The next day I wake up to a call from Captain Aland (now retired) my boss in the Navy. We have a brief conversation.
“(Nizz’s real name), the word is for non-essential employees to stay home.”
“Consider yourself non-essential today. We’ll pick up the pieces tomorrow.”
“Thank you, sir.”
I take the spawn of MrNizz to the park after breakfast. They, too, have the day off. We go to a giant playground area where they laugh and whoop it up. If they wonder about why dad is wearing dark shades on a day like today, or why his hands are shaking so much, they don’t say anything. They have that kind of wisdom.
Meanwhile, Dad is muttering to himself, again and again.. “Alive. Yessir, Daddy’s alive today…”
So that’s my 9/11 story. It’s still a painful anniversary for me, I don’t talk about it much, not because I personally witnessed horror (not much, anyway), but because of absent friends– in one of the towers, in the Pentagon, and on one of the planes. In the aftermath, I’ve shaken off a resulting depression that manifested itself as migraines and a feeling of lasitude. I couldn’t watch footage for a long while without getting queasy. It’s better now. One thing that doesn’t go away is my contempt for the way we treat this episode.
People who died in the Towers, the Pentagon, and elsewhere weren’t heroes. They were victims. Victims of terrorism, plain and simple. Heroism implies choice. The decision to put yourself, your physical safety, on the line. The firefighters who went in when they knew it could be a death sentence, they were heroes. The Cops, the MPs, even those Rent-a-cops at the Pentagon are heroes. Folks like my brother in law, who has to run a burial unit as a collateral duty in the National Guard, and therefore worked body recovery (bagging and tagging) at the Pentagon (while it was still burning in spots) are heroes. Don’t tell him I said that. The SEAL teams and Rangers and SF guys who went to Afghanistan are heroes. The Grunts who fight terrorists EVERY DAMNED DAY are heroes.

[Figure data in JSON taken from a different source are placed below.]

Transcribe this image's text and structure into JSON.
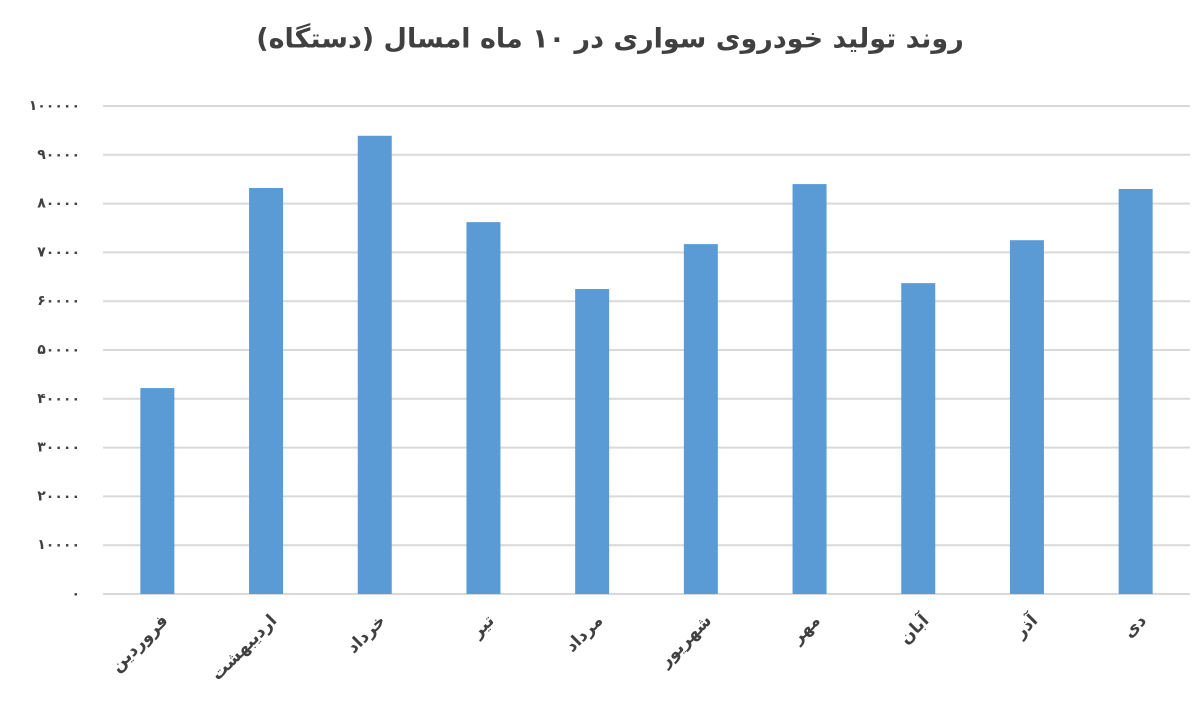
{
  "chart_data": {
    "type": "bar",
    "title": "روند تولید خودروی سواری در ۱۰ ماه امسال (دستگاه)",
    "categories": [
      "فروردین",
      "اردیبهشت",
      "خرداد",
      "تیر",
      "مرداد",
      "شهریور",
      "مهر",
      "آبان",
      "آذر",
      "دی"
    ],
    "values": [
      42200,
      83200,
      93900,
      76200,
      62500,
      71700,
      84000,
      63700,
      72500,
      83000
    ],
    "color": "#5b9bd5",
    "ylim": [
      0,
      100000
    ],
    "yticks": [
      {
        "value": 0,
        "label": "۰"
      },
      {
        "value": 10000,
        "label": "۱۰۰۰۰"
      },
      {
        "value": 20000,
        "label": "۲۰۰۰۰"
      },
      {
        "value": 30000,
        "label": "۳۰۰۰۰"
      },
      {
        "value": 40000,
        "label": "۴۰۰۰۰"
      },
      {
        "value": 50000,
        "label": "۵۰۰۰۰"
      },
      {
        "value": 60000,
        "label": "۶۰۰۰۰"
      },
      {
        "value": 70000,
        "label": "۷۰۰۰۰"
      },
      {
        "value": 80000,
        "label": "۸۰۰۰۰"
      },
      {
        "value": 90000,
        "label": "۹۰۰۰۰"
      },
      {
        "value": 100000,
        "label": "۱۰۰۰۰۰"
      }
    ],
    "grid": true
  }
}
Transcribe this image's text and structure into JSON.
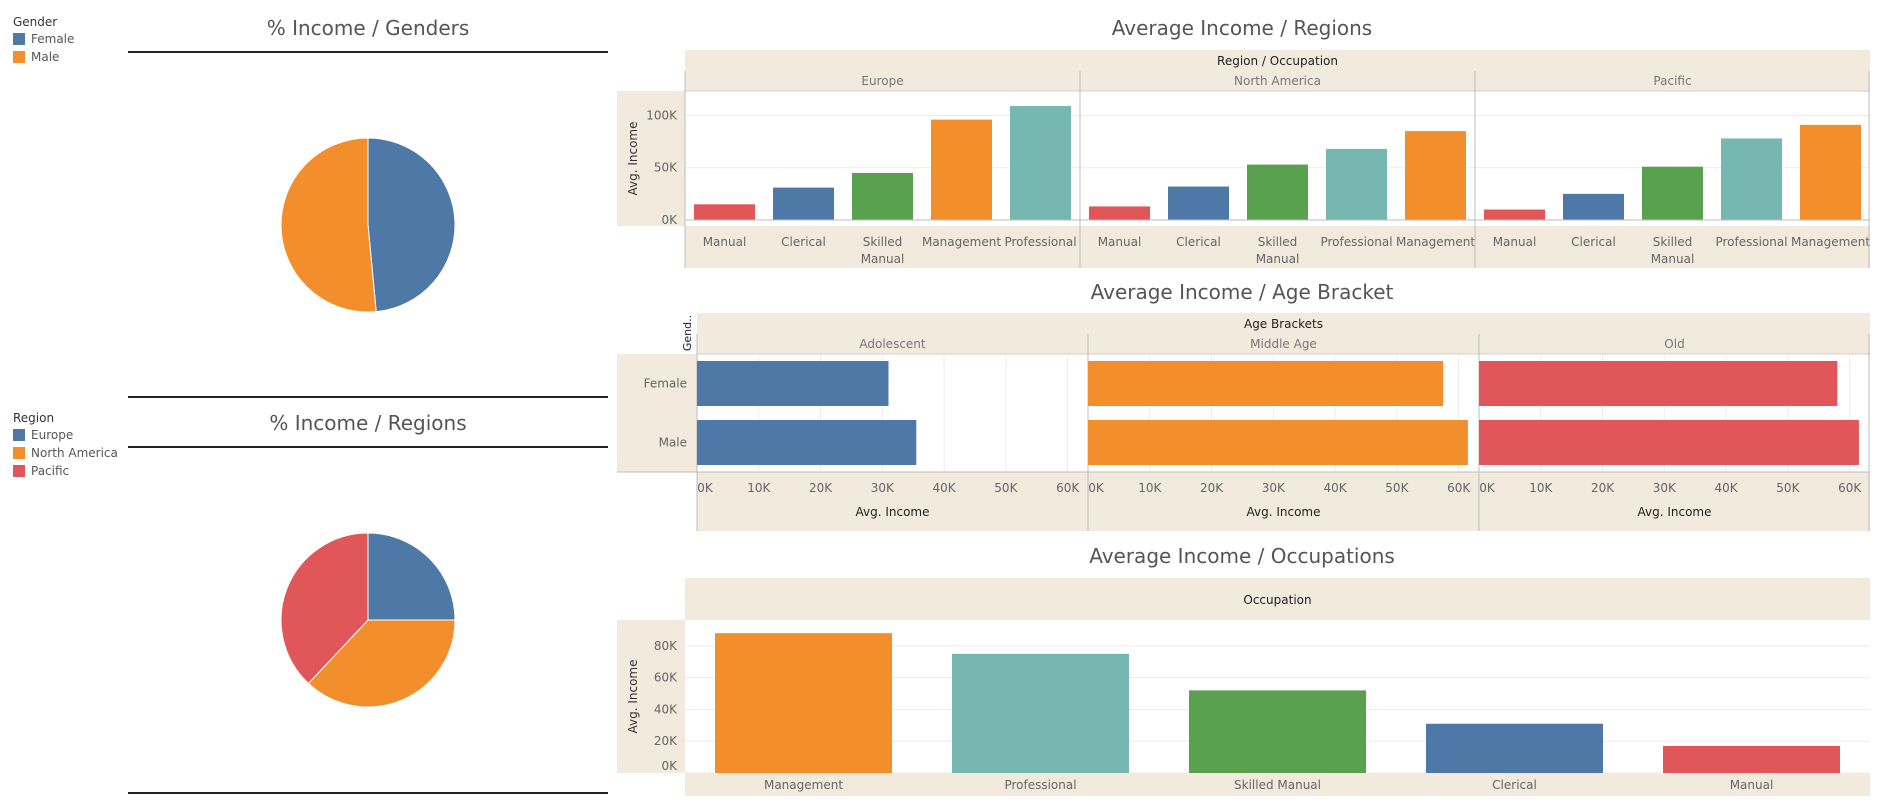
{
  "legend_gender": {
    "title": "Gender",
    "items": [
      {
        "label": "Female",
        "color": "#4e79a7"
      },
      {
        "label": "Male",
        "color": "#f28e2b"
      }
    ]
  },
  "legend_region": {
    "title": "Region",
    "items": [
      {
        "label": "Europe",
        "color": "#4e79a7"
      },
      {
        "label": "North America",
        "color": "#f28e2b"
      },
      {
        "label": "Pacific",
        "color": "#e15759"
      }
    ]
  },
  "titles": {
    "pie_genders": "% Income / Genders",
    "pie_regions": "% Income / Regions",
    "regions": "Average Income / Regions",
    "age": "Average Income / Age Bracket",
    "occupations": "Average Income / Occupations"
  },
  "occupation_colors": {
    "Manual": "#e15759",
    "Clerical": "#4e79a7",
    "Skilled Manual": "#59a14f",
    "Management": "#f28e2b",
    "Professional": "#76b7b2"
  },
  "chart_data": [
    {
      "id": "pie_genders",
      "type": "pie",
      "title": "% Income / Genders",
      "slices": [
        {
          "label": "Female",
          "value": 48.5,
          "color": "#4e79a7"
        },
        {
          "label": "Male",
          "value": 51.5,
          "color": "#f28e2b"
        }
      ]
    },
    {
      "id": "pie_regions",
      "type": "pie",
      "title": "% Income / Regions",
      "slices": [
        {
          "label": "Europe",
          "value": 25,
          "color": "#4e79a7"
        },
        {
          "label": "North America",
          "value": 37,
          "color": "#f28e2b"
        },
        {
          "label": "Pacific",
          "value": 38,
          "color": "#e15759"
        }
      ]
    },
    {
      "id": "regions",
      "type": "bar",
      "title": "Average Income / Regions",
      "header": "Region / Occupation",
      "ylabel": "Avg. Income",
      "ylim": [
        0,
        110000
      ],
      "yticks": [
        {
          "v": 0,
          "label": "0K"
        },
        {
          "v": 50000,
          "label": "50K"
        },
        {
          "v": 100000,
          "label": "100K"
        }
      ],
      "panels": [
        {
          "name": "Europe",
          "categories": [
            "Manual",
            "Clerical",
            "Skilled Manual",
            "Management",
            "Professional"
          ],
          "values": [
            15000,
            31000,
            45000,
            96000,
            109000
          ]
        },
        {
          "name": "North America",
          "categories": [
            "Manual",
            "Clerical",
            "Skilled Manual",
            "Professional",
            "Management"
          ],
          "values": [
            13000,
            32000,
            53000,
            68000,
            85000
          ]
        },
        {
          "name": "Pacific",
          "categories": [
            "Manual",
            "Clerical",
            "Skilled Manual",
            "Professional",
            "Management"
          ],
          "values": [
            10000,
            25000,
            51000,
            78000,
            91000
          ]
        }
      ]
    },
    {
      "id": "age",
      "type": "bar",
      "orientation": "horizontal",
      "title": "Average Income / Age Bracket",
      "header": "Age Brackets",
      "row_header": "Gend..",
      "xlabel": "Avg. Income",
      "xlim": [
        0,
        62000
      ],
      "xticks": [
        {
          "v": 0,
          "label": "0K"
        },
        {
          "v": 10000,
          "label": "10K"
        },
        {
          "v": 20000,
          "label": "20K"
        },
        {
          "v": 30000,
          "label": "30K"
        },
        {
          "v": 40000,
          "label": "40K"
        },
        {
          "v": 50000,
          "label": "50K"
        },
        {
          "v": 60000,
          "label": "60K"
        }
      ],
      "rows": [
        "Female",
        "Male"
      ],
      "panels": [
        {
          "name": "Adolescent",
          "color": "#4e79a7",
          "values": [
            31000,
            35500
          ]
        },
        {
          "name": "Middle Age",
          "color": "#f28e2b",
          "values": [
            57500,
            61500
          ]
        },
        {
          "name": "Old",
          "color": "#e15759",
          "values": [
            58000,
            61500
          ]
        }
      ]
    },
    {
      "id": "occupations",
      "type": "bar",
      "title": "Average Income / Occupations",
      "header": "Occupation",
      "ylabel": "Avg. Income",
      "ylim": [
        0,
        90000
      ],
      "yticks": [
        {
          "v": 0,
          "label": "0K"
        },
        {
          "v": 20000,
          "label": "20K"
        },
        {
          "v": 40000,
          "label": "40K"
        },
        {
          "v": 60000,
          "label": "60K"
        },
        {
          "v": 80000,
          "label": "80K"
        }
      ],
      "categories": [
        "Management",
        "Professional",
        "Skilled Manual",
        "Clerical",
        "Manual"
      ],
      "values": [
        88000,
        75000,
        52000,
        31000,
        17000
      ]
    }
  ]
}
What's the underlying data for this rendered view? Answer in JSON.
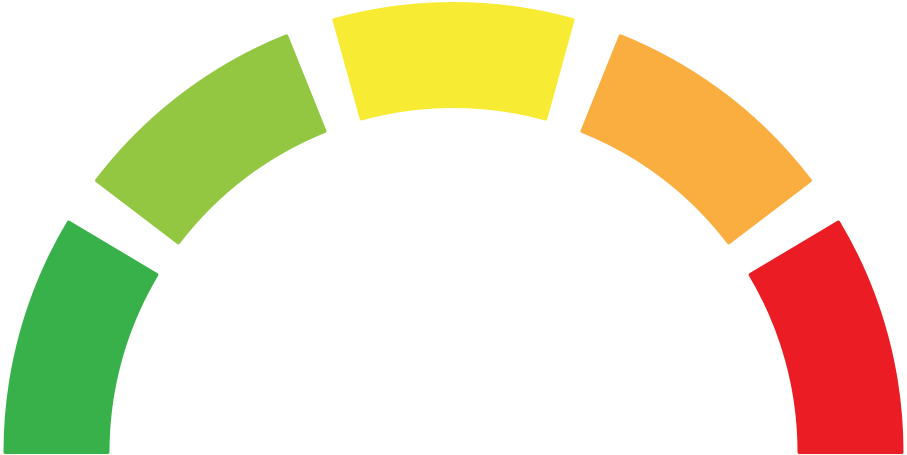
{
  "gauge": {
    "segments": [
      {
        "name": "segment-green",
        "color": "#39B14A"
      },
      {
        "name": "segment-light-green",
        "color": "#93C641"
      },
      {
        "name": "segment-yellow",
        "color": "#F8EB33"
      },
      {
        "name": "segment-orange",
        "color": "#FBAE40"
      },
      {
        "name": "segment-red",
        "color": "#EB1C24"
      }
    ]
  }
}
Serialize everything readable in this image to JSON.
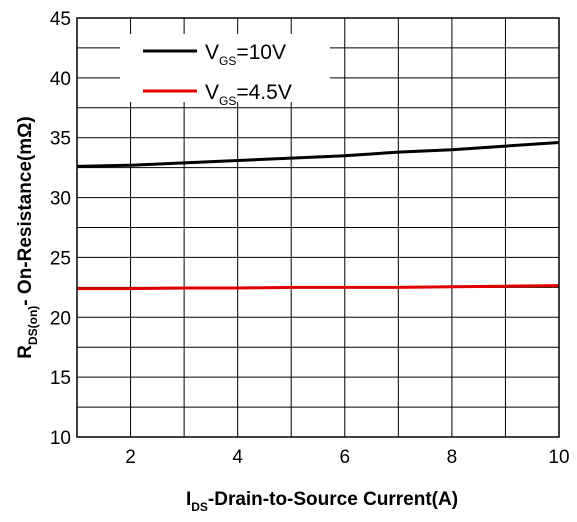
{
  "chart_data": {
    "type": "line",
    "xlabel": {
      "main": "I",
      "sub": "DS",
      "rest": "-Drain-to-Source Current(A)"
    },
    "ylabel": {
      "main": "R",
      "sub": "DS(on)",
      "rest": "- On-Resistance(mΩ)"
    },
    "xlim": [
      1,
      10
    ],
    "ylim": [
      10,
      45
    ],
    "xticks": [
      2,
      4,
      6,
      8,
      10
    ],
    "yticks": [
      10,
      15,
      20,
      25,
      30,
      35,
      40,
      45
    ],
    "x_minor_step": 1,
    "y_minor_step": 2.5,
    "grid": true,
    "legend_position": "top-left",
    "series": [
      {
        "label": {
          "main": "V",
          "sub": "GS",
          "rest": "=10V"
        },
        "color": "#000000",
        "x": [
          1,
          2,
          3,
          4,
          5,
          6,
          7,
          8,
          9,
          10
        ],
        "y": [
          32.6,
          32.7,
          32.9,
          33.1,
          33.3,
          33.5,
          33.8,
          34.0,
          34.3,
          34.6
        ]
      },
      {
        "label": {
          "main": "V",
          "sub": "GS",
          "rest": "=4.5V"
        },
        "color": "#e00000",
        "x": [
          1,
          2,
          3,
          4,
          5,
          6,
          7,
          8,
          9,
          10
        ],
        "y": [
          22.4,
          22.4,
          22.45,
          22.45,
          22.5,
          22.5,
          22.5,
          22.55,
          22.6,
          22.65
        ]
      }
    ]
  }
}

I’m no hero. Nor was Julian, or Mike, or Moose or anybody I knew that died. Given a choice, they’d rather be here drinking a beer and eating Nachos with me at Don Pablos and anybody who complains can shove the heroism bit up their ass. Honor the dead, succor the living. And every one of them would agree with me.
I might add, I didn’t feel any compunction to leap into the flames and save old ladies or infants or anything. There were professionals doing that. I wanted to do something useful, but there wasn’t much to do. So I went home. And that’s the way it was for about 90% of everyone that was there, and that’s the truth.
I’ll never forget that day, of course– I remain on the little hill on the far side of the Pentagon South parking lot, watching hordes of office workers, miltary personnel and service workers streaming across the parking lot at top speed with the smoke and grey floaties behind them. Someday, somehow, 9-12 will come again. Thanks for reading.